Question :
I have a slow query running on a large forum. The EXPLAIN synopsis:
mysql> EXPLAIN
SELECT
COUNT(post_thanks.id) as thanked,
post_thanks.postid,
post.title,
post.dateline
FROM
post_thanks
INNER JOIN post ON post_thanks.postid = post.postid
WHERE
post.threadid = 562942
AND post.parentid != 0
GROUP BY post_thanks.postid
ORDER BY
COUNT(post_thanks.id) DESC,
dateline DESC LIMIT 5
;
+----+-------------+-------------+------+---------------------------------+------------+---------+-------------------+------+----------------------------------------------+
| id | select_type | table | type | possible_keys | key | key_len | ref | rows | Extra |
+----+-------------+-------------+------+---------------------------------+------------+---------+-------------------+------+----------------------------------------------+
| 1 | SIMPLE | post | ref | PRIMARY,idx_parentid,idx_ksours | idx_ksours | 4 | const | 7826 | Using where; Using temporary; Using filesort |
| 1 | SIMPLE | post_thanks | ref | postid | postid | 4 | forum.post.postid | 1 | Using where; Using index |
+----+-------------+-------------+------+---------------------------------+------------+---------+-------------------+------+----------------------------------------------+
The indexes on the table:
mysql> SHOW INDEXES FROM post;
+-------+------------+---------------+--------------+-------------+-----------+-------------+----------+--------+------+------------+---------+---------------+
| Table | Non_unique | Key_name | Seq_in_index | Column_name | Collation | Cardinality | Sub_part | Packed | Null | Index_type | Comment | Index_comment |
+-------+------------+---------------+--------------+-------------+-----------+-------------+----------+--------+------+------------+---------+---------------+
| post | 0 | PRIMARY | 1 | postid | A | 32547435 | NULL | NULL | | BTREE | | |
| post | 1 | ipaddress | 1 | ipaddress | A | 6509487 | NULL | NULL | | BTREE | | |
| post | 1 | userid | 1 | userid | A | 1017107 | NULL | NULL | | BTREE | | |
| post | 1 | userid | 2 | dateline | A | 32547435 | NULL | NULL | | BTREE | | |
| post | 1 | idx_dateline | 1 | dateline | A | 32547435 | NULL | NULL | | BTREE | | |
| post | 1 | idx_ipaddress | 1 | ipaddress | A | 6509487 | NULL | NULL | | BTREE | | |
| post | 1 | idx_parentid | 1 | parentid | A | 16273717 | NULL | NULL | | BTREE | | |
| post | 1 | idx_ksours | 1 | threadid | A | 1713022 | NULL | NULL | | BTREE | | |
| post | 1 | idx_ksours | 2 | visible | A | 1713022 | NULL | NULL | | BTREE | | |
| post | 1 | idx_ksours | 3 | dateline | A | 32547435 | NULL | NULL | | BTREE | | |
| post | 1 | idx_ksours | 4 | userid | A | 32547435 | NULL | NULL | | BTREE | | |
| post | 1 | idx_ksours | 5 | postid | A | 32547435 | NULL | NULL | | BTREE | | |
| post | 1 | idx_ksours | 6 | attach | A | 32547435 | NULL | NULL | | BTREE | | |
+-------+------------+---------------+--------------+-------------+-----------+-------------+----------+--------+------+------------+---------+---------------+
13 rows in set (0.01 sec)
I’ve been trying to figure out why it is not using the index from the post table.

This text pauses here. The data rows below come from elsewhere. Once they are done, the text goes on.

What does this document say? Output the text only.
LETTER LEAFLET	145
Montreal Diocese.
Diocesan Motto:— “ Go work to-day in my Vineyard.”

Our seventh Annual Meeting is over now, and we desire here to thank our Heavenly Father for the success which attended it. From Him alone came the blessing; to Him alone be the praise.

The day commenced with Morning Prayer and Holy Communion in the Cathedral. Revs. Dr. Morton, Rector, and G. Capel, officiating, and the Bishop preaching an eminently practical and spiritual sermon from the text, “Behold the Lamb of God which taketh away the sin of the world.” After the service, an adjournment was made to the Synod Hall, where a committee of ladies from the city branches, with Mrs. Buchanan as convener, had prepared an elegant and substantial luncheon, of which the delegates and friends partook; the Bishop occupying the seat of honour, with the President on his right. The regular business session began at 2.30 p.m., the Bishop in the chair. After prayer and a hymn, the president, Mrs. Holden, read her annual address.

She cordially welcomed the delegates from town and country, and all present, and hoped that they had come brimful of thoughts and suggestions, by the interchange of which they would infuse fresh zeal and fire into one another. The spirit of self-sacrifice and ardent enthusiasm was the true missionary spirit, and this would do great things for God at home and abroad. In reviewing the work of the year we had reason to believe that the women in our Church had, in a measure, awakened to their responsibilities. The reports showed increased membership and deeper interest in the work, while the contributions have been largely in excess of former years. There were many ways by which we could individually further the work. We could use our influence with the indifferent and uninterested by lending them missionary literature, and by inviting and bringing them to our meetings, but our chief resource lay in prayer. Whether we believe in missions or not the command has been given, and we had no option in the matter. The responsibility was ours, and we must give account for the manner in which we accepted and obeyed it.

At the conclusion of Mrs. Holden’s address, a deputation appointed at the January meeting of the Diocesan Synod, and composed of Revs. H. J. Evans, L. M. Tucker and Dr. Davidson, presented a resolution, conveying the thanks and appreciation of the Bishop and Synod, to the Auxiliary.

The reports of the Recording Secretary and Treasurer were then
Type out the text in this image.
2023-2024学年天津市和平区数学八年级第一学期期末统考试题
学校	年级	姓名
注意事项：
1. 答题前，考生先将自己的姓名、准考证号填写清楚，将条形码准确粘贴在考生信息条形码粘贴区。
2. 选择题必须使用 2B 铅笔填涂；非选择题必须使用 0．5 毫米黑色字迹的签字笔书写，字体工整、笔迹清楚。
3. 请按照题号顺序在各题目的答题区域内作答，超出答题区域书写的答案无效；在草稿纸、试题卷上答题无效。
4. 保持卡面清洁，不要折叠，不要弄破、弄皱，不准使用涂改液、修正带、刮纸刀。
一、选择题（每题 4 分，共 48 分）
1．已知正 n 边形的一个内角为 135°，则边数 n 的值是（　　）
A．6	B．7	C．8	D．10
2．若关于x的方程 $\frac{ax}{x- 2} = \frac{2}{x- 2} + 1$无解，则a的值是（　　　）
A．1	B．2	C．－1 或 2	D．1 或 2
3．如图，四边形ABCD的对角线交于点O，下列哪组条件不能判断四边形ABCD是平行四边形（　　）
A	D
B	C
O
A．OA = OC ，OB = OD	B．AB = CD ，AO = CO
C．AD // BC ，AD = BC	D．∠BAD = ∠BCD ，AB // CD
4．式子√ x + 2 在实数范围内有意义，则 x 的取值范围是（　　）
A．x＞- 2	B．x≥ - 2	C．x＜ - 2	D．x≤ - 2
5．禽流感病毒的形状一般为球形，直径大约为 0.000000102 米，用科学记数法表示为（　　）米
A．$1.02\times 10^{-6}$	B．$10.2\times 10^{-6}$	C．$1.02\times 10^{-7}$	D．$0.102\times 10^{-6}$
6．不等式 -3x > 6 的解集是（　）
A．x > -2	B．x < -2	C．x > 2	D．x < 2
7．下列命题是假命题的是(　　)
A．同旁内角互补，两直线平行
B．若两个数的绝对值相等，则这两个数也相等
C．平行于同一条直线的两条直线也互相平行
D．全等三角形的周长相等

mysql> SHOW INDEXES FROM post_thanks;
+-------------+------------+------------+--------------+-------------+-----------+-------------+----------+--------+------+------------+---------+---------------+
| Table | Non_unique | Key_name | Seq_in_index | Column_name | Collation | Cardinality | Sub_part | Packed | Null | Index_type | Comment | Index_comment |
+-------------+------------+------------+--------------+-------------+-----------+-------------+----------+--------+------+------------+---------+---------------+
| post_thanks | 0 | PRIMARY | 1 | id | A | 7177648 | NULL | NULL | | BTREE | | |
| post_thanks | 1 | postid | 1 | postid | A | 7177648 | NULL | NULL | | BTREE | | |
| post_thanks | 1 | idx_userid | 1 | userid | A | 797516 | NULL | NULL | | BTREE | | |
| post_thanks | 1 | idx_userid | 2 | date | A | 7177648 | NULL | NULL | | BTREE | | |
+-------------+------------+------------+--------------+-------------+-----------+-------------+----------+--------+------+------------+---------+---------------+
4 rows in set (0.00 sec)
Does anyone have ideas as to why it is not using the index(es), or how I can attack this problem to make the query faster? Even if I remove the parentid portion, it still does not use the idx_ksours index.
* Warning, I’m not a DBA
Answer :
Your query actually is using the idx_ksours index.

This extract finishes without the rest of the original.